Amanda Hardy has just moved to Lambertsville, Tennessee. She’s harbouring a big secret and all she wants to do is keep her head down and graduate before leaving the South for good. But then she meets Grant and her best laid plans all fly out thewindow.
So, firstly I want to point out that If I Was Your Girl is a super important book. It’s about a trans girl, written by a trans woman with a trans model on the cover. This is awesome: we need to see more of this kind of representation and YA publishers are being slow in catching up. So for this alone I’d be prepared to forgive a lot.
Luckily for me, I don’t have to because I actually really enjoyed it.

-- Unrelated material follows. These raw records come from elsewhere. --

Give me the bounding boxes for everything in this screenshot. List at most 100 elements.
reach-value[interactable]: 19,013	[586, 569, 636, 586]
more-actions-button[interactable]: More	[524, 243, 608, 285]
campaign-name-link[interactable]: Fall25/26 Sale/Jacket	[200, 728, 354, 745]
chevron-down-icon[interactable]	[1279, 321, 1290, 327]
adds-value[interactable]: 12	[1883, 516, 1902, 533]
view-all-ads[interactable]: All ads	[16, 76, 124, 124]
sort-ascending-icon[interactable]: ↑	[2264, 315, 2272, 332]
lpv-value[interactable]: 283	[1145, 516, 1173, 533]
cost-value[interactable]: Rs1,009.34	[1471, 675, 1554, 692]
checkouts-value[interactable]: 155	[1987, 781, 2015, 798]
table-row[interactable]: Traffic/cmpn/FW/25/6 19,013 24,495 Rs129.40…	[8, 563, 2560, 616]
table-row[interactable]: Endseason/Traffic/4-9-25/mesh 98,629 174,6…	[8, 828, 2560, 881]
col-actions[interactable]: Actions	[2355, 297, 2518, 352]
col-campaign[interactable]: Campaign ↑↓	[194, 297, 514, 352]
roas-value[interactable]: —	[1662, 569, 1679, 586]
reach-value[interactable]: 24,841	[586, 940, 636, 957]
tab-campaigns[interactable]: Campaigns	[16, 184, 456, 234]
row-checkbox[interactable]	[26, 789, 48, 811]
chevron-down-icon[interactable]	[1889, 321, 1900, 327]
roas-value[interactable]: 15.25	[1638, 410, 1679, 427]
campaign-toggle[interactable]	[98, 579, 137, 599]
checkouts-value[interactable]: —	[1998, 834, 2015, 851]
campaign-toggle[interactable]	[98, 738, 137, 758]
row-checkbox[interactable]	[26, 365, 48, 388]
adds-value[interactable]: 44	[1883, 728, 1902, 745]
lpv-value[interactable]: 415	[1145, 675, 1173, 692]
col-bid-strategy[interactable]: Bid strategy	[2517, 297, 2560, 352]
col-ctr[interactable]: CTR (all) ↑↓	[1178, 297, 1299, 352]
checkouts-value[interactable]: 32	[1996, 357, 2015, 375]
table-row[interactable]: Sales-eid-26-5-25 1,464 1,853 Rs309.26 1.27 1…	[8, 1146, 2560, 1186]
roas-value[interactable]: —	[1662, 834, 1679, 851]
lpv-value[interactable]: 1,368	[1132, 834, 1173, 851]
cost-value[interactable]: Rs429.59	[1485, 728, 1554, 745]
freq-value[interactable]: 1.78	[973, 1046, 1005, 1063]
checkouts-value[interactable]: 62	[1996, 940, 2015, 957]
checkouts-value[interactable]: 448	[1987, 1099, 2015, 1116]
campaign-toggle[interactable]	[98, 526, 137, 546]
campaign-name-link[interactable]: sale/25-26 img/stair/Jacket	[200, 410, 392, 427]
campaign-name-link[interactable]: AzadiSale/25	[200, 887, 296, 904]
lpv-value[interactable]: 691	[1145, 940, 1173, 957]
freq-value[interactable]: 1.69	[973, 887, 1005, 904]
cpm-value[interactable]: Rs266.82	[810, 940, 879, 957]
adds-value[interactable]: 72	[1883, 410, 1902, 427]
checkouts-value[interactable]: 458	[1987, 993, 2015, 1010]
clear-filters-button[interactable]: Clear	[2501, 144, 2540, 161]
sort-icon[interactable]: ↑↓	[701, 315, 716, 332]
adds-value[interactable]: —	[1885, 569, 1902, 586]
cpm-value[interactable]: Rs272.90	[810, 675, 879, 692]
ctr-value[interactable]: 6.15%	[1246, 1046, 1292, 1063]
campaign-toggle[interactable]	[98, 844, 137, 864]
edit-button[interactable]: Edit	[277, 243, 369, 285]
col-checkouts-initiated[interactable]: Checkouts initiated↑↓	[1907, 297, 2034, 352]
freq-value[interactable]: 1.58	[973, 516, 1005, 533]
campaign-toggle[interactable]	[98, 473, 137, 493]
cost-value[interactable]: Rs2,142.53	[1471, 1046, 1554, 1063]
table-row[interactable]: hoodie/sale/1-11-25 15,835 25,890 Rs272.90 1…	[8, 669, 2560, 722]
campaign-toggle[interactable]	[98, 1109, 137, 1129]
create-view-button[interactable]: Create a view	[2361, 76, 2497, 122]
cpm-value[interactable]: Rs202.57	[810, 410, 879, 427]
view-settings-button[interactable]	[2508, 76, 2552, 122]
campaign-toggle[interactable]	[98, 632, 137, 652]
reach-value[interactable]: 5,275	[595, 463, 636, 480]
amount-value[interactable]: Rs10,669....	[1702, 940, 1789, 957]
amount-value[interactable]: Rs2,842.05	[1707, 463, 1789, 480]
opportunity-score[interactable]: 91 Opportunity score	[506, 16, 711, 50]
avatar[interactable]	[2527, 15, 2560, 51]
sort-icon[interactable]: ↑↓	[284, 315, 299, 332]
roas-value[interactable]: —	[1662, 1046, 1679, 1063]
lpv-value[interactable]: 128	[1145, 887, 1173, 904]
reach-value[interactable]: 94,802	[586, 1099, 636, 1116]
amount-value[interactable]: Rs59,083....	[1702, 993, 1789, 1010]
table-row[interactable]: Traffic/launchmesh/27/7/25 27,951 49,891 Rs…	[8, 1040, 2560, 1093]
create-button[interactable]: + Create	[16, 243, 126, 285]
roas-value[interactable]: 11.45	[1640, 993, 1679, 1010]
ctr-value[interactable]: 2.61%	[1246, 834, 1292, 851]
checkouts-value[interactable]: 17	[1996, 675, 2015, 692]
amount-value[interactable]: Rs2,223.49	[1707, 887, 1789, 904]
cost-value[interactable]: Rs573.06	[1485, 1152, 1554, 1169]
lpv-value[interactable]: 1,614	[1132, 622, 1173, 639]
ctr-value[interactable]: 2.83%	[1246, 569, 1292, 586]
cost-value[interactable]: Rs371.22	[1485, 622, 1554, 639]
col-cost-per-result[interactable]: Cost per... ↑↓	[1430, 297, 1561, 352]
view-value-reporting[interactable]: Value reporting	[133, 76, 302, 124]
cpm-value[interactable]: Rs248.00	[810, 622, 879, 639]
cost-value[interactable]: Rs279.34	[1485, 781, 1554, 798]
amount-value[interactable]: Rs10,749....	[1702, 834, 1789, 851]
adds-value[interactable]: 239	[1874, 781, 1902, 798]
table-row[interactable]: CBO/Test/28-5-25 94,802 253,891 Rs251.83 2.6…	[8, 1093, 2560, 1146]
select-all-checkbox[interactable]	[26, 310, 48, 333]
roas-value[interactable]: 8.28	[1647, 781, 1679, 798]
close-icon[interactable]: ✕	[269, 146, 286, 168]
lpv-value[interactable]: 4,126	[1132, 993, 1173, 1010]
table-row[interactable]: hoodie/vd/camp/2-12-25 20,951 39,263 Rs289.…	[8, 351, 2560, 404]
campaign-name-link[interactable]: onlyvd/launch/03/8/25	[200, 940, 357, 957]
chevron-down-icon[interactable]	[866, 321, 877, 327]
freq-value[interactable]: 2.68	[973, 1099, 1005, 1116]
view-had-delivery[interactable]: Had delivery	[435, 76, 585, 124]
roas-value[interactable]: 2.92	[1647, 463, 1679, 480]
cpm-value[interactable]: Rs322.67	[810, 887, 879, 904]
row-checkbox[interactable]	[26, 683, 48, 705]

Don’t you just hate it when you read an ‘important’ book and it doesn’t really float your boat and then you feel like a gobshite for wanting to only give it a couple of stars? That wasn’t the case here. Amanda was super relatable and her story was in turns heartbreaking and hopeful.
Apart from the part where Amanda describes how she has to ‘dilate’ one day. I didn’t know what that meant, so I Googled it. Holy crap. I developed a whole new level of respect for trans women. Aside from this, though, I breezed through the book. It’s everything it promises to be: an uncomplicated, hopeful story about acceptance and friendship.
The only thing this book suffered from was a lack of tension. Amanda’s life once she moves to Lambertsville is pretty charmed. She passes easily and instantly makes some good friends and attracts a wonderful boyfriend (they have a relationship that’s incredibly sweet, bordering on cheesy). Her parents are working hard to be accepting and for a southern Baptist town, the townsfolk don’t seem too hellfire and brimstone. I’m glad the author included flashback chapters that highlight the problems Amanda had in her previous hometown because without these the book would have lacked bite.
Oh, and there was a bit where a homecoming dance is announced, and Amanda’s boyfriend asks her to come. She says yes. ‘Idiot!’ I wanted to shout. ‘Have you never read a YA novel? Nothing good ever happens at the homecoming dance!’ I saw the big denouement coming a mile off (because whenever a book centres around the MC having to hide a big secret, the secret obviously has to come out) and when the homecoming dance was announced I saw what was going to happen.
If you’re looking for a story that gives a gritty (and probably more realistic) representation of being a trans teen, then this might not be the book for you. The author herself says that Amanda’s experiences aren’t typical of most trans people. However, if you want a nice escapist story with an unfeasibly wonderful love interest and an MC who just happens to be trans, then I’d definitely recommend it.